Geraldo

Personal information
- Full name: Geraldo Moreira da Silva Júnior
- Date of birth: 6 February 1974 (age 52)
- Place of birth: Duque de Caxias, Brazil
- Height: 1.73 m (5 ft 8 in)
- Position: Attacking midfielder

Senior career*
- Years: Team / Apps / (Gls)
- 1993–1996: Vasco EC
- 1996–1997: Confiança
- 1997–2000: Vitória de Guimarães / 70 / (4)
- 2000–2001: Atlético Paranaense
- 2001–2002: Sport
- 2002: Bahia
- 2002–2005: Al Shabab
- 2005–2006: Sport
- 2006–2007: Coritiba
- 2007–2008: Náutico / 46 / (25)
- 2008–2009: Ceará / 137 / (46)
- 2009–2010: Itumbiara
- 2010–2011: Ceará / 38 / (8)
- 2011–2012: Vitória / 12 / (1)
- 2012–2013: Fortaleza / 44 / (17)
- 2013: Volta Redonda / 10 / (0)
- 2013–2014: Icasa / 21 / (1)
- 2014–2015: Confiança / 32 / (5)
- 2015: Tigres do Brasil / 1 / (0)

= Geraldo (footballer, born 1974) =

Brazilian footballer

Geraldo Moreira da Silva Júnior, better known as Geraldo (Duque de Caxias, 6 February 1974) is a Brazilian former professional footballer who played as an attacking midfielder.

==Career==
Gerard served in several clubs: Vasco EC (Sergipe), Confiança, Vitória de Guimarães, Atlético Paranaense, Bahia, Al Shabab, Sport, Coritiba and Náutico.

Arriving at Náutico, caused controversy because he had been the idol of archrival Sport in 2001, but was dismissed in 2005 for being below expectations on the field.

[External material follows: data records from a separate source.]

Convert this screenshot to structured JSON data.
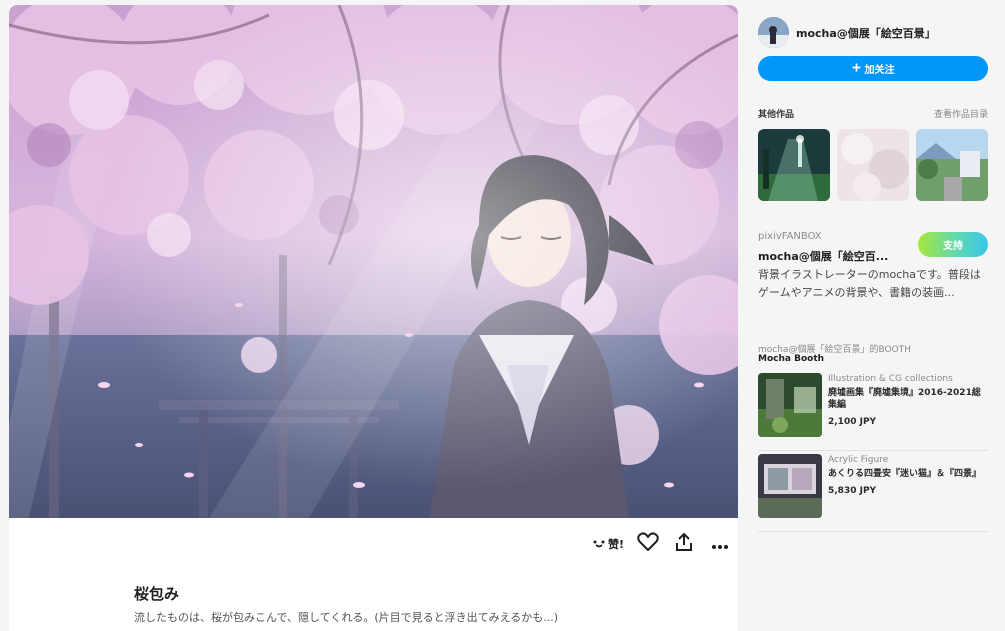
{
  "artwork": {
    "title": "桜包み",
    "caption": "流したものは、桜が包みこんで、隠してくれる。(片目で見ると浮き出てみえるかも...)"
  },
  "actions": {
    "like_label": "赞!"
  },
  "author": {
    "name": "mocha@個展「絵空百景」",
    "follow_label": "加关注"
  },
  "other_works": {
    "title": "其他作品",
    "link_label": "查看作品目录"
  },
  "fanbox": {
    "label": "pixivFANBOX",
    "name": "mocha@個展「絵空百...",
    "support_label": "支持",
    "description": "背景イラストレーターのmochaです。普段はゲームやアニメの背景や、書籍の装画..."
  },
  "booth": {
    "label": "mocha@個展「絵空百景」的BOOTH",
    "name": "Mocha Booth",
    "items": [
      {
        "category": "Illustration & CG collections",
        "title": "廃墟画集『廃墟集境』2016-2021総集編",
        "price": "2,100 JPY"
      },
      {
        "category": "Acrylic Figure",
        "title": "あくりる四畳安『迷い猫』＆『四景』",
        "price": "5,830 JPY"
      }
    ]
  },
  "colors": {
    "accent_blue": "#0096fa",
    "support_gradient_start": "#a6e83c",
    "support_gradient_end": "#38c7e9",
    "sakura_pink": "#d9a8d8"
  },
  "icons": [
    "plus-icon",
    "like-face-icon",
    "heart-icon",
    "share-icon",
    "more-icon"
  ]
}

In 2009, he was hired by the Ceará to the disputes of the League of Ceará, Ceará, where he led the runner-up, even more so in the same year one of the biggest victory of the athlete, got together with group players focused on the goal that was to take the Ceará the elite of Brazilian football and do not reach (club and athlete) to a financial arrangement for the Geraldo will Itumbiara.

In 2010, Itumbiara played in the Campeonato Goiano and was not any better in their presentations; the team was not going well until Ceará hired Geraldo to try to repair their midfield, which had failed in the 2010 World Cup squads.